The NSA used private companies as a source of the data (even though the companies deny that) – google searches, facebook messages, emails, text messages, etc. All of that was poured into a huge database and searched and analyzed. For good reasons, allegedly, but we don’t trust the government, do we? And yet, we trust the companies with our data, or we don’t care, and we hope that they will protect our privacy. They use the data to target ads at us, which we accept. But handing that data to an almighty government crosses the line. And even though the companies deny any large-scale data transfer, the veil of secrecy over PRISM hints otherwise. Receiving all the data related to a given search term is a rather large-scale data transfer.

My thoughts in this respect lead me to think of alternatives that would still be able to prevent detectable attacks, but would not hand the government the tools to become a superpowerful state. And maybe naively, I think that’s achievable to an extent. And, no, you can’t prevent a terrorist to use Tor, HTTPS, PGP, Bitcoin, a possible Silk road successor, etc. But you can’t prevent a terrorist from meeting an illegal salesman in a parking garage either. And besides, that’s not what mass-surveillance solves anyway – if it does solve anything, it’s the low-hanging fruit; the inept wrongdoers.

But what if there was a piece of software that is trained to detect suspicious profiles (using machine learning). What if that software was open-source and was distributed to major tech companies (like the ones participating in PRISM – google, facebook, etc). That software would work as follows: it receives as input anonymized profiles of users of the the company, analyzes them (locally) and flags any suspicious ones. Then the anonymized suspicious ones are sent to the NSA. The link between the data and the real profile (names, IPs, locations) is encrypted with the public key of a randomly selected court (specialized or not), so that the court can de-anonymize it. If the NSA considers the flagged profile a real danger, it can request the court to de-anonymize the data. How is that different from the search-term-based solution? It’s open, more sophisticated than a keyword match, and way less data is sent to the NSA.
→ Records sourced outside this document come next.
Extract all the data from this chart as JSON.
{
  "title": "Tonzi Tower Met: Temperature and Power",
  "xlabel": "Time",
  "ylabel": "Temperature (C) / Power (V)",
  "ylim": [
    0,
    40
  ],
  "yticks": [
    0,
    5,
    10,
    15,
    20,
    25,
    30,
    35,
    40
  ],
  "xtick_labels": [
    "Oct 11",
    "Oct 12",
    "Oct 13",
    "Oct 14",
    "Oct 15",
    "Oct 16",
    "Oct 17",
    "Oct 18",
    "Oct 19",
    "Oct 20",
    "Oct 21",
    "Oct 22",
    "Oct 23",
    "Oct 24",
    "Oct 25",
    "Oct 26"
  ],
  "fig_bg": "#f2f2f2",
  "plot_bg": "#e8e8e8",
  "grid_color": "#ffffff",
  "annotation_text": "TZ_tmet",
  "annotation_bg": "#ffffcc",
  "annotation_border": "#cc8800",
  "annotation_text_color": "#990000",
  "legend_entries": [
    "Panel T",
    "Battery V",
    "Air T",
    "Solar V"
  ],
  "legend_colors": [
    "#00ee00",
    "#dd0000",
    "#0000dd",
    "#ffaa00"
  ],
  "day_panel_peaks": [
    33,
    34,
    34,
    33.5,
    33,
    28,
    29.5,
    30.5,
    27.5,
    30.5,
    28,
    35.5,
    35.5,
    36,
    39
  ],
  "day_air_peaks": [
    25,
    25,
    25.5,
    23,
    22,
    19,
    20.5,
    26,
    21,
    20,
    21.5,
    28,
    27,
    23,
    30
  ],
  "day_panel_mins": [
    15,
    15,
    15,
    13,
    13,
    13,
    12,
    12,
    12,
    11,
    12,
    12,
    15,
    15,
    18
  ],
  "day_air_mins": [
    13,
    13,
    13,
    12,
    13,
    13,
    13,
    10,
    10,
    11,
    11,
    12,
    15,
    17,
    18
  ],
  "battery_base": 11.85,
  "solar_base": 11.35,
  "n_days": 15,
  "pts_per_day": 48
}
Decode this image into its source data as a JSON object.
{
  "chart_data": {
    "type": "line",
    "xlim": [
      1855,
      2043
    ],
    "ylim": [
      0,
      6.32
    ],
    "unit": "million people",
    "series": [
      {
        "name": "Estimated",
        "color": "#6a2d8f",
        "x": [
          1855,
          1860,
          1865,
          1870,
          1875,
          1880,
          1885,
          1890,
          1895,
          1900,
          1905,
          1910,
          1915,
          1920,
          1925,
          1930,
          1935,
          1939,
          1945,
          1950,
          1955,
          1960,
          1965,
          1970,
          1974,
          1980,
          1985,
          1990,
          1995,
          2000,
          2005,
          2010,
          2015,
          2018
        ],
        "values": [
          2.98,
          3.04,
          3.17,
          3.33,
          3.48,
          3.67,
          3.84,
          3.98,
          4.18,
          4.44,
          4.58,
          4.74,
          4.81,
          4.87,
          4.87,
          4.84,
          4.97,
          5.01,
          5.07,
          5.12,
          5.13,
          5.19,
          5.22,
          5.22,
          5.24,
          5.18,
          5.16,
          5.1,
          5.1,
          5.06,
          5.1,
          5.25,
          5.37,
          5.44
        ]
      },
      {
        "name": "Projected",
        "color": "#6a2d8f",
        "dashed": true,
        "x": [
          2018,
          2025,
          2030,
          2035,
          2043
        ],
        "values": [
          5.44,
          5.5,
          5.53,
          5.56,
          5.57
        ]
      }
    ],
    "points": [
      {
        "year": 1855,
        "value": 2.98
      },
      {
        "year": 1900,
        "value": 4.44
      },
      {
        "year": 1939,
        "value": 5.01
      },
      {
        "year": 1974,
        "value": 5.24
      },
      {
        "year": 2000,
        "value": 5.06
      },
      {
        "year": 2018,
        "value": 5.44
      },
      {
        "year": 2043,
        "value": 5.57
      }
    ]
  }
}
That way the government doesn’t get huge amounts of data – only a tiny fraction, flagged as “suspicious”. Can the companies cheat that, if paid by the NSA – well, they can – they have the data. But preventing that is in their interest as well as that of the public, given that there is a legal way to help the government prevent crimes.

Should we be algorithmically flagged as “suspicious” based on something we wrote online, and isn’t that again an invasion of privacy? That question doesn’t make my middle-ground-finding attempt easier. It is, yes, but it doesn’t make an Orwellian super-state possible; it doesn’t give the government immense power that can be abused. And, provided there’s trust in the court, it shouldn’t lead to self-censorship (e.g. refraining from terrorist jokes, due to fear of being “flagged”).

Can the government make that software flag not only terrorists, but also consider everyone who is critical to the government as an “enemy of the state”? It can, but if the software is open, and companies are not forced to use it unconditionally, then that won’t happen (or will it?).

The Internet has made the world wonderful, and at the same time more complicated. Offline analogies don’t work well (e.g. postman reading your letters, or constantly having an NSA agent near you), because of the scale and anonymity. I think, given that no government can abuse the information, and that no human reads your communication, we can have a reasonable middle ground, where privacy is preserved, and security is increased. But as I pointed out earlier, that may be naive. And in case it is naive, we should drop the alleged increase in security, and aim to achieve it in a different way.